Pasan segundos, minutos, horas, no lo sabe. Ha escuchado y sentido el estremecimiento de una gran explosión a lo lejos, quizá de la nave de esos malditos monstruos, y puede observar las estrellas que comienzan a brillar tímidamente en el cielo nocturno. El llanto ha ido disminuyendo poco a poco hasta transformarse en inhalaciones profundas y lentas y gotas ocasionales saliendo de sus ojos, pero la pena continúa ahí, bien asida a su corazón, como el clavo de Helena a la carne de Anderson. Busca entre sus bolsillos y saca un cigarro que se lleva a la boca con mano temblorosa, busca también con que encenderlo y sonríe con amargura.

- Debiste ser más severo conmigo, Alexander, porque no he podido dejar este vicio... Sólo espero que nos veamos de nuevo, en el infierno, pues al menos ahí sí estaremos juntos por la eternidad: tú, Enrico, Yumiko, yo... como una familia, un familia maldita, mientras tú rezas por la salvación de las almas de tus hijos.


Es todo.
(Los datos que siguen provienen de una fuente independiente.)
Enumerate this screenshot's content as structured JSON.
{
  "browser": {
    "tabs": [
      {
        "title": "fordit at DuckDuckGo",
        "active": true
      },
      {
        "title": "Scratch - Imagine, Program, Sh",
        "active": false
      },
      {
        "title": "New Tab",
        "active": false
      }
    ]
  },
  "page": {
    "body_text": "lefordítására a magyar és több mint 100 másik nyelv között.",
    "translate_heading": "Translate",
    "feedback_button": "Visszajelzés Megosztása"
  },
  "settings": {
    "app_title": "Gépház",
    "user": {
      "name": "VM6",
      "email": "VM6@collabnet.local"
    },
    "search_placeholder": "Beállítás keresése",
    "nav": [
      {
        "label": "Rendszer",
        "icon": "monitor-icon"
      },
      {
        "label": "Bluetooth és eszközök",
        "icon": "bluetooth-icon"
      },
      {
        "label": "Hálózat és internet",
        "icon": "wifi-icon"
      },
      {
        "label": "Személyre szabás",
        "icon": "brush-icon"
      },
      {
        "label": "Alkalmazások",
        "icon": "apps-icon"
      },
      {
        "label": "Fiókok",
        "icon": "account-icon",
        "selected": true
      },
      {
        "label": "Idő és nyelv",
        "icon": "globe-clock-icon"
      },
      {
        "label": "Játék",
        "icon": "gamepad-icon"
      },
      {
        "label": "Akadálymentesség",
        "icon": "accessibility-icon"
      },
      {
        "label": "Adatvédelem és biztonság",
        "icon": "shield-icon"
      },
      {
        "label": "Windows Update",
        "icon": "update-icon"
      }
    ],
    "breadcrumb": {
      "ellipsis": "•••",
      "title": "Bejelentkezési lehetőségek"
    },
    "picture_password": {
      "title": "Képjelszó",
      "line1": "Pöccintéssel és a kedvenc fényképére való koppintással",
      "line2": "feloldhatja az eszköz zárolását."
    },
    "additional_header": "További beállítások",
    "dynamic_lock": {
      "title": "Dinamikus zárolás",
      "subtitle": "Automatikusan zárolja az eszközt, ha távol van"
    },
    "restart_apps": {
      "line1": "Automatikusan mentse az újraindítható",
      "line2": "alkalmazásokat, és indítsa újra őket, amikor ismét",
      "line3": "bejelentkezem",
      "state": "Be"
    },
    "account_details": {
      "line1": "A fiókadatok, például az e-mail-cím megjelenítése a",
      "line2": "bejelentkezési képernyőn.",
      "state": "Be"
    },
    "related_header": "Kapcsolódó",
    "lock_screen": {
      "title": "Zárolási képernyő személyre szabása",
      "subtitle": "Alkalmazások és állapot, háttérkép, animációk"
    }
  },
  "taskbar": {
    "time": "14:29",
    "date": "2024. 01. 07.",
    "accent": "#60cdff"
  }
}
No sé si esto entre a la temática del reto, pero tenía que escribirlo. Lo que puedo decir en mi defensa es que, desde que se me ocurrió este fic, no me dejó en ningún momento la imagen de Electra (la hija de Agamenón y Clitemnestra, de la mitología griega); no fue mi inspiración, sólo esa imagen estuvo ahí y ya (tal vez por eso esto resultó ser algo bizarro y confuso, o sólo es mi talento natural para la divagación y el sin sentido). Quise describir, o lo que sea, cómo rememora Heinkel en un momento difícil el apego que tenía hacia Anderson (para mí es obvio que él fungió como un padre para ellos tres, si no abiertamente, sí en sus pensamientos).

Ahora la explicación, porque quizá se hayan perdido al leerlo. Se supone que los primeros párrafos hablan sobre su posible llegada al orfanato (me inclino a pensar que, al igual que Maxwell, llegó pequeña a un asilo). Lo que está en cursivas son recuerdos que vuelven a ella (espero no haber caído en OoC). Y por último, cuando es herida y derrotada por Walter. En mi mente, ella pudo permanecer un buen rato ahí, abandonada, hasta que sus compañeros la encontraron. Nada de lo que aquí escribí sucedió, a excepción de las muertes de los Iscariotes, pero es algo que imagino que pudo haber ocurrido.

P.D. Investigué un poco acerca del sacerdocio para las mujeres, pero preferí no tratarlo mucho en este fic (esa podría ser otra historia, que nunca realizaré). Porque sí, creo que Heinkel es mujer, pero una a quien no le interesa serlo, ni tampoco hombre. No creo que ella tenga alguna definición de sí misma más que como Heinkel Wolfe, un asesino de Iscariote. Y que Anderson le hubiera permitido tan fácilmente entrar al seminario, ordenarse y usar el hábito sacerdotal, a pesar de ser tan tradicionalista en su fe, me hace pensar que debió tenerle un gran aprecio (¿amor?). Como sea, gracias por leer.